How one introvert copes in the extroverted society

Monday, July 25th, 2011

Being a teacher, I feel like I am in constant contact with other humans. It is almost like I can’t get away from them. And in reality, I love people. Teaching is definitely a stage where I feel like I can come alive in a sense. It is a place where I can talk about things I know a lot about, be creative, listen and be a little empathetic, envision and plan for things to come (this is one of the reasons why I actually enjoy writing a syllabus—I love envisioning a future and how to plan for it), and involve myself in a little acting. But as an introvert, teaching is also exhausting. After my back-to-back classes followed by office hours, I usually feel exhausted and need time to recharge alone. This is why I prefer to have my own classes on opposite days that I teach. (This hasn’t really worked out though until this coming semester). So yeah, I am a pretty big introvert. I once even tested 99% introverted on the Meyer’s Briggs test. This introverted thing about me is no joke and it is partially why I can’t and won’t shut up about it.

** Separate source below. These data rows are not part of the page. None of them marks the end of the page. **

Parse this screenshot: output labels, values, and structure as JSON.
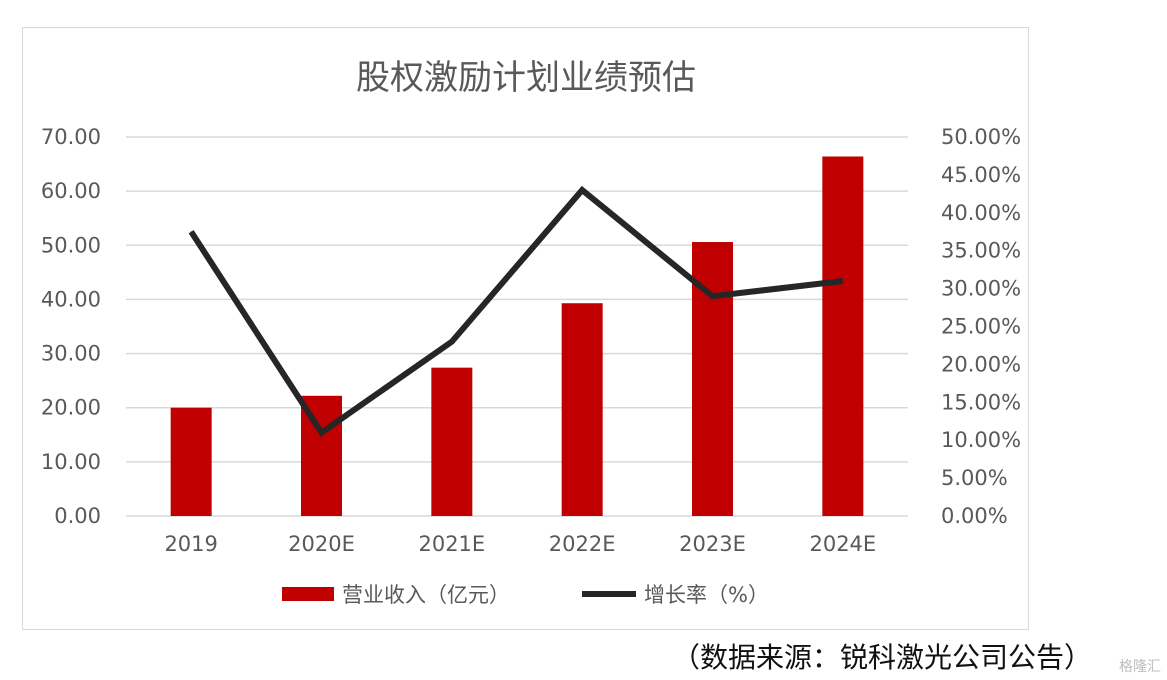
{
  "chart_data": {
    "type": "bar",
    "title": "股权激励计划业绩预估",
    "categories": [
      "2019",
      "2020E",
      "2021E",
      "2022E",
      "2023E",
      "2024E"
    ],
    "series": [
      {
        "name": "营业收入（亿元）",
        "kind": "bar",
        "axis": "left",
        "color": "#c00000",
        "values": [
          20.0,
          22.2,
          27.4,
          39.3,
          50.6,
          66.4
        ]
      },
      {
        "name": "增长率（%）",
        "kind": "line",
        "axis": "right",
        "color": "#262626",
        "values": [
          37.5,
          11.0,
          23.0,
          43.0,
          29.0,
          31.0
        ]
      }
    ],
    "left_axis": {
      "ylim": [
        0,
        70
      ],
      "ticks": [
        0,
        10,
        20,
        30,
        40,
        50,
        60,
        70
      ],
      "tick_labels": [
        "0.00",
        "10.00",
        "20.00",
        "30.00",
        "40.00",
        "50.00",
        "60.00",
        "70.00"
      ]
    },
    "right_axis": {
      "ylim": [
        0,
        50
      ],
      "ticks": [
        0,
        5,
        10,
        15,
        20,
        25,
        30,
        35,
        40,
        45,
        50
      ],
      "tick_labels": [
        "0.00%",
        "5.00%",
        "10.00%",
        "15.00%",
        "20.00%",
        "25.00%",
        "30.00%",
        "35.00%",
        "40.00%",
        "45.00%",
        "50.00%"
      ]
    },
    "grid": true,
    "legend_position": "bottom"
  },
  "source_note": "（数据来源：锐科激光公司公告）",
  "watermark": "格隆汇"
}
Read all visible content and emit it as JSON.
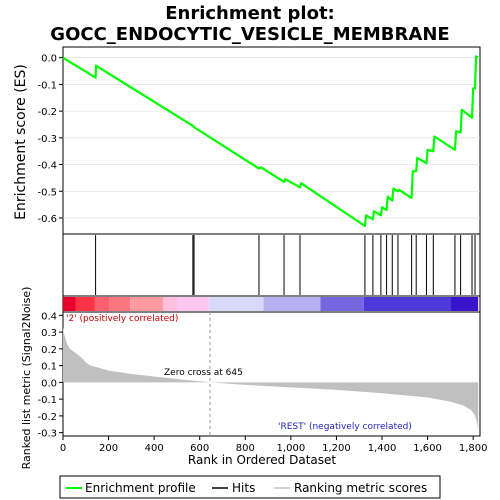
{
  "chart_data": [
    {
      "type": "line",
      "title": "Enrichment plot:\nGOCC_ENDOCYTIC_VESICLE_MEMBRANE",
      "ylabel": "Enrichment score (ES)",
      "ylim": [
        -0.66,
        0.04
      ],
      "yticks": [
        0.0,
        -0.1,
        -0.2,
        -0.3,
        -0.4,
        -0.5,
        -0.6
      ],
      "ytick_labels": [
        "0.0",
        "-0.1",
        "-0.2",
        "-0.3",
        "-0.4",
        "-0.5",
        "-0.6"
      ],
      "line_color": "#00ff00",
      "series": [
        {
          "name": "Enrichment profile",
          "x": [
            0,
            143,
            145,
            570,
            575,
            860,
            868,
            970,
            975,
            1040,
            1045,
            1325,
            1330,
            1360,
            1365,
            1395,
            1400,
            1420,
            1425,
            1445,
            1450,
            1470,
            1475,
            1530,
            1535,
            1550,
            1555,
            1595,
            1600,
            1625,
            1630,
            1720,
            1725,
            1745,
            1750,
            1795,
            1800,
            1808,
            1813,
            1822
          ],
          "y": [
            0.0,
            -0.075,
            -0.03,
            -0.255,
            -0.26,
            -0.415,
            -0.41,
            -0.465,
            -0.455,
            -0.485,
            -0.47,
            -0.63,
            -0.59,
            -0.605,
            -0.575,
            -0.59,
            -0.56,
            -0.57,
            -0.52,
            -0.535,
            -0.49,
            -0.5,
            -0.495,
            -0.525,
            -0.425,
            -0.425,
            -0.375,
            -0.395,
            -0.345,
            -0.35,
            -0.295,
            -0.345,
            -0.275,
            -0.28,
            -0.195,
            -0.225,
            -0.115,
            -0.115,
            0.005,
            0.0
          ]
        }
      ]
    },
    {
      "type": "hits",
      "hits": [
        143,
        570,
        575,
        860,
        970,
        1040,
        1325,
        1360,
        1395,
        1420,
        1445,
        1470,
        1530,
        1550,
        1595,
        1625,
        1720,
        1745,
        1795,
        1808
      ]
    },
    {
      "type": "area",
      "ylabel": "Ranked list metric (Signal2Noise)",
      "xlabel": "Rank in Ordered Dataset",
      "xlim": [
        0,
        1830
      ],
      "xticks": [
        0,
        200,
        400,
        600,
        800,
        1000,
        1200,
        1400,
        1600,
        1800
      ],
      "xtick_labels": [
        "0",
        "200",
        "400",
        "600",
        "800",
        "1,000",
        "1,200",
        "1,400",
        "1,600",
        "1,800"
      ],
      "ylim": [
        -0.32,
        0.42
      ],
      "yticks": [
        0.4,
        0.3,
        0.2,
        0.1,
        0.0,
        -0.1,
        -0.2,
        -0.3
      ],
      "ytick_labels": [
        "0.4",
        "0.3",
        "0.2",
        "0.1",
        "0.0",
        "-0.1",
        "-0.2",
        "-0.3"
      ],
      "x": [
        0,
        5,
        15,
        30,
        60,
        80,
        100,
        120,
        150,
        200,
        250,
        300,
        400,
        500,
        645,
        800,
        1000,
        1200,
        1400,
        1600,
        1700,
        1760,
        1790,
        1805,
        1815,
        1822
      ],
      "y": [
        0.33,
        0.29,
        0.24,
        0.2,
        0.17,
        0.15,
        0.12,
        0.1,
        0.09,
        0.07,
        0.06,
        0.05,
        0.035,
        0.02,
        0.0,
        -0.015,
        -0.03,
        -0.045,
        -0.065,
        -0.09,
        -0.115,
        -0.14,
        -0.165,
        -0.19,
        -0.23,
        -0.28
      ],
      "fill_color": "#c0c0c0",
      "zero_cross": 645,
      "zero_cross_label": "Zero cross at 645",
      "pos_label": "'2' (positively correlated)",
      "neg_label": "'REST' (negatively correlated)"
    }
  ],
  "heatbar": {
    "segments": [
      {
        "end": 55,
        "color": "#e8002a"
      },
      {
        "end": 140,
        "color": "#ff3346"
      },
      {
        "end": 205,
        "color": "#ff6070"
      },
      {
        "end": 295,
        "color": "#ff7580"
      },
      {
        "end": 440,
        "color": "#ff9aa0"
      },
      {
        "end": 500,
        "color": "#ffc0e0"
      },
      {
        "end": 640,
        "color": "#ffc8f0"
      },
      {
        "end": 880,
        "color": "#d8d8f8"
      },
      {
        "end": 1130,
        "color": "#b8b0f0"
      },
      {
        "end": 1320,
        "color": "#7766e0"
      },
      {
        "end": 1700,
        "color": "#4e3ada"
      },
      {
        "end": 1822,
        "color": "#3a14cc"
      }
    ]
  },
  "legend": {
    "items": [
      {
        "label": "Enrichment profile",
        "color": "#00ff00"
      },
      {
        "label": "Hits",
        "color": "#000000"
      },
      {
        "label": "Ranking metric scores",
        "color": "#c0c0c0"
      }
    ]
  }
}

But I’ve learned through simple experience how to survive as an introvert in a very extroverted world where many people want my attention (students and friends) and don’t always realize that I need to have more downtime than they may need to have. I’ve also noticed that sometimes my friends misunderstand my behavior and think me as being rude or weird. Though I may be a little weird, or off, I am certainly not trying to be rude. When I am alone is one of the times where I am at my happiest. So here are some things I do that I feel are often misunderstood or misread and if I seem a little irritated it is because I probably am. It has been a long summer for this girl.

  1. I don’t invite people over often. My friend David once commented about how I never invited him over, and I explained to him that my home is the one place where I know I can truly be alone without interruption. My home is definitely my source of peace away from anyone else. If I want to hang out with people, I also prefer to either go to someone else’s house or meet at a public place, like a bar or a restaurant. I would rather do that than have people come over to my place and potentially stay longer than I would like them to. (I hate kicking people out because I feel like I am being rude, but perhaps sometimes I should just tell people to go the hell home.) Bottom line is that I am not interested in people coming over unless I know they won’t stay for what I consider is too long. (For instance, my friend Anthony will come over for a couple beers after work sometimes, but I know he has children to pick up from daycare and he won’t stay long. Plus, he’s Anthony. We definitely have an understanding.) I will also admit to being territorial, which is an introverted trait, so that also explains why I hate people coming over and hanging around my home.
  2. I get up earlier than I need to. I need downtime before I go out into the world and for me this is usually consists of having two hours before I have to walk out the door. I am not the kind of person who can jump out of bed, get ready, and run out the door to get to work or to class. Doing this throws me completely off for the rest of the day. I need time alone just to get ready for my busy day ahead.  This is partly a reason why I hate staying up late, too.
  3. I plan alone time every day. When I first wrote this, I didn’t want to say plan, but I realize now that I do plan to be alone at certain times during a day. Usually this is in the early mornings and late evenings. This is partly why if a friend invites me out to watch a movie late at night, I don’t accept the offer. Late nights are usually my time to recharge from the day and be alone.
  4. I go to public places by myself. Face it—most people get their coffee at a coffee shop to go. I’ll go to the coffee shop to drink coffee and read or work on an essay or other project. I don’t seek out companionship when I do this. It is typically just time for me to work without interruption. And oftentimes I will try to go to a quiet corner where I won’t be immediately noticed if someone I do know comes by. I even enjoy going to movies by myself. There is nothing weird about any of this. I enjoy being around people, but I do not always want to talk with them.
  5. If I invite you over to my house or invite you out somewhere, do not bring your friends or even suggest it. I usually shoot this down anyway or I feel obligated to say, ok, even if I am not excited about it. If I wanted to hang out with your friends or if I wished you to bring a guest when we hang out, I would probably say something about that. It is also important to note that just because you are friends with someone doesn’t mean I will want to be friends with them.
  6. If I am not talking much, I am still probably having a good time. When I am not talking, it simply means I feel I do not have anything to contribute. I only speak when I know I have something worthwhile to say. I hate small talk and I hate talking just to fill up silence because I don’t see a point to these sorts of discussions or comments. So I just won’t say anything. And if I am not saying anything, please don’t prod me to say something. I still won’t give you much reaction anyway. (And don’t think if I don’t say much to your question or comment, that I am angry. You will know when I’m angry. Trust me.)

Also, if you don’t hear from me for a period of time, I probably am not dead, or let’s hope I’m not dead. I probably just want to be left alone.